Steve's Talk is titled: A loyal and simple soldier. Lt.-Gen. Sir David Henderson, father of the RAF?
Most people are aware of men like Hugh Trenchard, the man usually identified as the founding father of Britain's Air Force, how many have heard of Henderson? It was Henderson who directed the creation of the Royal Flying Corps. It was he who took it to France and commanded it during the first year of the war, and it was he who advised Jan Smuts during his investigations into the possible creation of a single national air arm which led, on 1st April 1918, to the creation of the RAF. Henderson even had a hand in designing the iconic RAF wings insignia. This talk brings Henderson out from the shadows.
Kelsey Ellington is a public historian and researcher specialising in First World War aviation and the human experience of flight. Her work explores pilot training, masculinity, and the psychological and physiological challenges faced by early military aviators. She has worked with museums and heritage organisations and regularly shares research-led public history through digital media.

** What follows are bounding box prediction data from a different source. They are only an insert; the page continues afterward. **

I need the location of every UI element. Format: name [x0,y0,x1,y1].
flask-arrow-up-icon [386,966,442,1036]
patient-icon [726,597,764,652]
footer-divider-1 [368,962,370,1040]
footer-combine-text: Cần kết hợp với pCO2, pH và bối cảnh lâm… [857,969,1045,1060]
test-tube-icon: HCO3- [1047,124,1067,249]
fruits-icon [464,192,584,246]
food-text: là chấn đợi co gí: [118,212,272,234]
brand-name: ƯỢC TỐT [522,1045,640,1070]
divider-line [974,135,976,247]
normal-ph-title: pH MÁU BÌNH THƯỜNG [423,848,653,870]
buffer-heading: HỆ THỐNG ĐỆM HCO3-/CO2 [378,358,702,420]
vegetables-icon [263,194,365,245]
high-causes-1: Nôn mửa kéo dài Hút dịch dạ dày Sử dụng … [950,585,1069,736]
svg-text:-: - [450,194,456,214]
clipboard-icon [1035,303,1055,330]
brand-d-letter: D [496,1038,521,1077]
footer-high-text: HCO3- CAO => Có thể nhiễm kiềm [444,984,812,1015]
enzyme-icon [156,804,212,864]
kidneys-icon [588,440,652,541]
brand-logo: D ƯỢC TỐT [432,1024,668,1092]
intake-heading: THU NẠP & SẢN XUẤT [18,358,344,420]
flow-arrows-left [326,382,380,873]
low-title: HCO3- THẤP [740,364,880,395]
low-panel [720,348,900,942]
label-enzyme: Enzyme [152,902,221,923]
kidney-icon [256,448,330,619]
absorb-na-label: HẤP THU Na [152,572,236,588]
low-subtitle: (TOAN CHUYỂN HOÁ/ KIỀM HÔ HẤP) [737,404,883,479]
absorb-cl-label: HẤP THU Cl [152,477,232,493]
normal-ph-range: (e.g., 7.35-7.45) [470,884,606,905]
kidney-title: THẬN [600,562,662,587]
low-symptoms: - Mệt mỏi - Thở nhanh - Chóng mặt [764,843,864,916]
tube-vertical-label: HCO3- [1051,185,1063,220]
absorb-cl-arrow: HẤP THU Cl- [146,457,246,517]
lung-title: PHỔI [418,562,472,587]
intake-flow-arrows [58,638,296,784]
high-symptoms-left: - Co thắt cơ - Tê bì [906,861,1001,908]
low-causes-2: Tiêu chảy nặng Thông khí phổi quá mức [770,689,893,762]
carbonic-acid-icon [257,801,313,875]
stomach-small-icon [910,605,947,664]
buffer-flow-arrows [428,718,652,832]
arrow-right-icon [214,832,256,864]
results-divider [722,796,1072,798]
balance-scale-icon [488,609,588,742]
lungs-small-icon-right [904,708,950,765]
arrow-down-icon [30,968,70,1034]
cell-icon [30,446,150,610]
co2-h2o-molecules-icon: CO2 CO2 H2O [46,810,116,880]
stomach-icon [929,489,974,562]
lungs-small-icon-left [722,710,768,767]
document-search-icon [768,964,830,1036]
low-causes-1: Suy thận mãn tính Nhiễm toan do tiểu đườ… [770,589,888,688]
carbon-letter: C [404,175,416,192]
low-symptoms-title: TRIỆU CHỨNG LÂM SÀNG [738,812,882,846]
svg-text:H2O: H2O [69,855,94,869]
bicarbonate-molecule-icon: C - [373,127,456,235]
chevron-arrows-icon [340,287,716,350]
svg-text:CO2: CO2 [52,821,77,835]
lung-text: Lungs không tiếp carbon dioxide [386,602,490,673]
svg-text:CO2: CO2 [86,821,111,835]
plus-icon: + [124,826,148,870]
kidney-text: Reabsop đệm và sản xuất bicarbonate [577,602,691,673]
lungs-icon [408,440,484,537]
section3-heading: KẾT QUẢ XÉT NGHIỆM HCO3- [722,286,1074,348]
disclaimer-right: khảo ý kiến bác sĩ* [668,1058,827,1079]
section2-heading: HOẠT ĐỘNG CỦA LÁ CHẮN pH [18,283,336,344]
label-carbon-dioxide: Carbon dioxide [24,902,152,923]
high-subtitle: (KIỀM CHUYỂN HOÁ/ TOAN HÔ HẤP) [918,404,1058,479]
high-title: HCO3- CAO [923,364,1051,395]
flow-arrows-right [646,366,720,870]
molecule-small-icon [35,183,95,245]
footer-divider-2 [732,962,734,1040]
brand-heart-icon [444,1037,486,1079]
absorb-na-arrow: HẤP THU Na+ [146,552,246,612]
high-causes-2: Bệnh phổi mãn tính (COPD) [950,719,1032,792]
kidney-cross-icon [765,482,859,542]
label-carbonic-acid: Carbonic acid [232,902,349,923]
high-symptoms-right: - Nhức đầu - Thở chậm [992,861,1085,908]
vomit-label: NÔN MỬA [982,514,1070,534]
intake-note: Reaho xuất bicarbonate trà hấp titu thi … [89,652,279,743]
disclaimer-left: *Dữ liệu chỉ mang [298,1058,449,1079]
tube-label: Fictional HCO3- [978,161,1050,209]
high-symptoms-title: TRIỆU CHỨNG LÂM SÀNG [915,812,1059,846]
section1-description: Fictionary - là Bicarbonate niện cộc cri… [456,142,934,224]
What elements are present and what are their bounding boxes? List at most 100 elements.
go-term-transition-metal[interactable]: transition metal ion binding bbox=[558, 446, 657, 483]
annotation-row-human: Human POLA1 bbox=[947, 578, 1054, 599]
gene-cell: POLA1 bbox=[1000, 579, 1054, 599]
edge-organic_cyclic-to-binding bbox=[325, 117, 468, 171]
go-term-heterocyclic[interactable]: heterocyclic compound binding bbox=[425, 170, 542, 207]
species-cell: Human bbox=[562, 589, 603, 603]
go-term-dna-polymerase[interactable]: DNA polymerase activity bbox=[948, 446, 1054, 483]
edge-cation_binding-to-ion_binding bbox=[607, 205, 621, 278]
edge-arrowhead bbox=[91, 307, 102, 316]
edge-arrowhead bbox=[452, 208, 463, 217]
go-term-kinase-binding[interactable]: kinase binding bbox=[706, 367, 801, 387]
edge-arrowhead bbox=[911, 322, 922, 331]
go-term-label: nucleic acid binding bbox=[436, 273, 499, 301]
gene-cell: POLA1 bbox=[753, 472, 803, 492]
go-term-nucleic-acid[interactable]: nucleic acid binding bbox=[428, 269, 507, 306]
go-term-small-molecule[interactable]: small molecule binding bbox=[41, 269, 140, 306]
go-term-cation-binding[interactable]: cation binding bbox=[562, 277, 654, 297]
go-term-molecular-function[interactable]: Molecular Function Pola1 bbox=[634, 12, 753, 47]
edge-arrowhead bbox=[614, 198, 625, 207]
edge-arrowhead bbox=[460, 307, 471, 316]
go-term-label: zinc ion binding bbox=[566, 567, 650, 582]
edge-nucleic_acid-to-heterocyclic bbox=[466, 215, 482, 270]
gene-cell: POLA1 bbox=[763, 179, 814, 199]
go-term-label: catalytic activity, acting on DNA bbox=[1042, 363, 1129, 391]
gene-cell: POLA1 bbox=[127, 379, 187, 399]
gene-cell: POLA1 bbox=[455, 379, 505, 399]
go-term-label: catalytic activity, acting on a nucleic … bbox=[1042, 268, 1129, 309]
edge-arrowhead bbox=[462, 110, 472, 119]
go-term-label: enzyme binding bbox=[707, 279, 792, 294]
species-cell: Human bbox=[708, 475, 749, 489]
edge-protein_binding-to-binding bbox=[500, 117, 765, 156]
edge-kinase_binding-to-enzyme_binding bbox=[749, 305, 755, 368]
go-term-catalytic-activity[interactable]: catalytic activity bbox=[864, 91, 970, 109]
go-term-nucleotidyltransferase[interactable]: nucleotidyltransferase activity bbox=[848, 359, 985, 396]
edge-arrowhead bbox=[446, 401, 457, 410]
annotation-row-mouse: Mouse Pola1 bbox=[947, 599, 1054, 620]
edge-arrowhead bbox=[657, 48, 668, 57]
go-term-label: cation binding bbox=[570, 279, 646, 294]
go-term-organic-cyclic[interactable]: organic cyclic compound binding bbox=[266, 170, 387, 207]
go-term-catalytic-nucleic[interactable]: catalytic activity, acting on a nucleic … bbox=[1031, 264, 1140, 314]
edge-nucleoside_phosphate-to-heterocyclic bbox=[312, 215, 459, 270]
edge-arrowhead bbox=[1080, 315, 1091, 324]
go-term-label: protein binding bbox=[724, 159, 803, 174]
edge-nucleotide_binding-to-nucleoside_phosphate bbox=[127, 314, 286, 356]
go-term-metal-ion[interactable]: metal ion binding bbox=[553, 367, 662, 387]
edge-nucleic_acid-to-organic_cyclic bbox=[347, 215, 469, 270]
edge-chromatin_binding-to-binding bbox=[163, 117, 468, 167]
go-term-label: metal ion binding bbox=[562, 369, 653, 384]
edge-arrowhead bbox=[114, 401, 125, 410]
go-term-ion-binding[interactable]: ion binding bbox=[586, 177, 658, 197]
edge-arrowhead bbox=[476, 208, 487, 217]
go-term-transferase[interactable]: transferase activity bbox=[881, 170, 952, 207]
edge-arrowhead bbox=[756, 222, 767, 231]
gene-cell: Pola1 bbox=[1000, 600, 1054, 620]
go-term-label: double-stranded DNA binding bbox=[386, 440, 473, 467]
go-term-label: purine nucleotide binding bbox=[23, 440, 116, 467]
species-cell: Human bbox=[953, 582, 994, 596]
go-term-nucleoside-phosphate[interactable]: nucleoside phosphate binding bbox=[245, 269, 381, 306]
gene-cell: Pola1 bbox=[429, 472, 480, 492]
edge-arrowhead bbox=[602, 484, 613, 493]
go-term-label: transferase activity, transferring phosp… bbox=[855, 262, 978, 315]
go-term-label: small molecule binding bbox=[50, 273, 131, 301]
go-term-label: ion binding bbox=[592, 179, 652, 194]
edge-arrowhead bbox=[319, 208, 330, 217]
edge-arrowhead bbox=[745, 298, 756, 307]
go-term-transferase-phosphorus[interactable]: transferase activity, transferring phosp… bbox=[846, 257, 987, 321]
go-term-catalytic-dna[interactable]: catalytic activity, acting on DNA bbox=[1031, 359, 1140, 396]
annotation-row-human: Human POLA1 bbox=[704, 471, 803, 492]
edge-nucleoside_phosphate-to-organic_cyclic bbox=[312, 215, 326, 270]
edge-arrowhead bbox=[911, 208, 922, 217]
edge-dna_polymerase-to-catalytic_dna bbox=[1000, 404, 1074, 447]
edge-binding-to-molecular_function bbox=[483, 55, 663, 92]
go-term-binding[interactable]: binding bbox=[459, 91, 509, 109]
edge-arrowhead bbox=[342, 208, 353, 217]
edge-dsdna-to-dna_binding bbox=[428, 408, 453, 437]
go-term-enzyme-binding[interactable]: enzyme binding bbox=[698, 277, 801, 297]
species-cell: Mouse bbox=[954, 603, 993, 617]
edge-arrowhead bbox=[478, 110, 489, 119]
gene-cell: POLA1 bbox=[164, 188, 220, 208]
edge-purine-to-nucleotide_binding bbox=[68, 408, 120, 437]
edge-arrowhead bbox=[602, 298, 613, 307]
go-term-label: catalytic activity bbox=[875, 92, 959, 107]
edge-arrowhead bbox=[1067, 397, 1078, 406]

Kelsey's talk is titled : What Makes a Good Pilot? Dr Martin Flack and the Search for the Right Mind to Fly
In the early years of military aviation, flying exposed the limits of the human body and mind in unprecedented ways. As aircraft climbed higher, and entered combat, it became clear that technical skill and bravery alone were not enough. Exhaustion, or an inability to cope with the stresses of flight, were some factors that held back the otherwise capable pilots.
This talk explores how British physiologist Dr Martin Flack attempted to answer a pressing wartime question: what makes a good pilot? Drawing on Flack’s research for the Royal Flying Corps and early Royal Air Force, Iit will explore how physiological testing was examined, and how Dr Flack, along with the Air Medical Investigation Committee, grappled with ideas of nervous stability, and suitability for flight.
Rather than presenting a simple biography, the talk looks at Flack’s work to explore broader themes of pilot selection, and the human toll of early flight. It also considers the limits of these early approaches, and how Flack’s ideas foreshadow later developments in aviation psychology and grounded the research for the fighter pilots of today.
As part of your delegate's admission, you will enjoy a behind-the-rope tour of the Aircraft collection, showcasing the rare Albatros, Tabloid, Avro and BE2e aircraft. During the tour, you will be free to take photographs and ask questions.
Handling Sessions You will have a chance to get hands-on with a selection of our Objects, drawn from the collections indivudually for this year's event.
Lunch
Lunch will be a buffet style affair, with refreshments, as part of your admission. It will be served in the1917 Airmen's Mess. Yes - you will eat where the personnel of 37 Sqn, RFC (later RAF) ate!
You will be able to purchase additional drinks and snacks during the day from our Cafe.